À parte o que pensa o leitor sobre o que escrevo, imagino as impressões que ele tem sobre mim. Prefiro arriscar, sem falsa modéstia, no que ele me imagina por culpa de alguma das minhas inabilidades: metido, vaidoso, seleto, formal, casmurro, temperamental, genioso, vingativo, e até preconceituoso. Se tudo isso aparento está na leitura do que escrevo, mas eu isento o leitor. O que ele em mim não percebe é um predicado que a mim atribuo: distraído. Consigo ser distraído sem ser desorganizado. Mantenho minha própria disciplina, mas deslizo em alguns descuidos. É pra rir mesmo, leitor, deste contraste absurdo. Mas há outros quase inadmissíveis a mim, aparentemente certinho, e em muitas coisas metódico. No ato de escrever, por exemplo, sou um desatento revisor dos meus textos. Publico-os, e só depois de algumas releituras percebo um equívoco digital (ou gramatical. Por que não?). Sou capaz de grafar o meu nome errado, como já o fiz em alguns e-mails. Duvida? Pois bem, se me desconcentrarem eu ponho creme de barbear na escova de dente, troco açúcar por sal, e outras coisas.

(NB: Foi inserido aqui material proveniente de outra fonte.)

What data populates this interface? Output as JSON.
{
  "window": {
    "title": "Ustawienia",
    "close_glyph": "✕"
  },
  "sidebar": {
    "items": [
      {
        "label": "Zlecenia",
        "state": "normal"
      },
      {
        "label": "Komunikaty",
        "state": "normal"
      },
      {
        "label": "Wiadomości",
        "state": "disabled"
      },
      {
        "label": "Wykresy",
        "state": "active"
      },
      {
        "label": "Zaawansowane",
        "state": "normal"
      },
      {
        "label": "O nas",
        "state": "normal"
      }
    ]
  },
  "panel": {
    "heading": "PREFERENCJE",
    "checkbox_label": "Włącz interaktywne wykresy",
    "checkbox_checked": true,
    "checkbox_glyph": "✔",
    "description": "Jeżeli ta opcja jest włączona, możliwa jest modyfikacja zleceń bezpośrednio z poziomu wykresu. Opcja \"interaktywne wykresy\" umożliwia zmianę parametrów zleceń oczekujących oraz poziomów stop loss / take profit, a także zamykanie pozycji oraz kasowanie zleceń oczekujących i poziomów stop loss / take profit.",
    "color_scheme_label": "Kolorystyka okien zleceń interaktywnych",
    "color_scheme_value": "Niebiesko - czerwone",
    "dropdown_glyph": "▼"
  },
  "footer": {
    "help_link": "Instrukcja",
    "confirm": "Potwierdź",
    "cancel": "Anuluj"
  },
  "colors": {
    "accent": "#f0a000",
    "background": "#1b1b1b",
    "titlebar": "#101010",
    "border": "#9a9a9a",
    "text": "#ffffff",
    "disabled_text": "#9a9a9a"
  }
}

Quando solteiro, numa das vezes que vesti a camiseta pelo avesso só percebi uma quadra após. Atrás de um prédio fiz a troca enquanto algumas vozes diziam "Uau!"... E aplaudiam. Eram duas meninas me vendo pagar aquele mico. Talvez achando chinfrim o meu físico nada sarado. Veja caro leitor, não sou tão quanto pareço ou os meus textos confundem. Posso até, como Brás Cubas, parodiar "com a pena da galhofa e a tinta da melancolia" e dizer, como lá no texto bíblico: sou "simples como as pombas". Mas tão distraído que só agora percebi haver atingido cem mil leituras, o que não é lá grande coisa para quem há quatro anos publica no Recanto das Letras. Quem merece distinção e louvor é você leitor, que me aturou neste e noutros textos. Obrigado.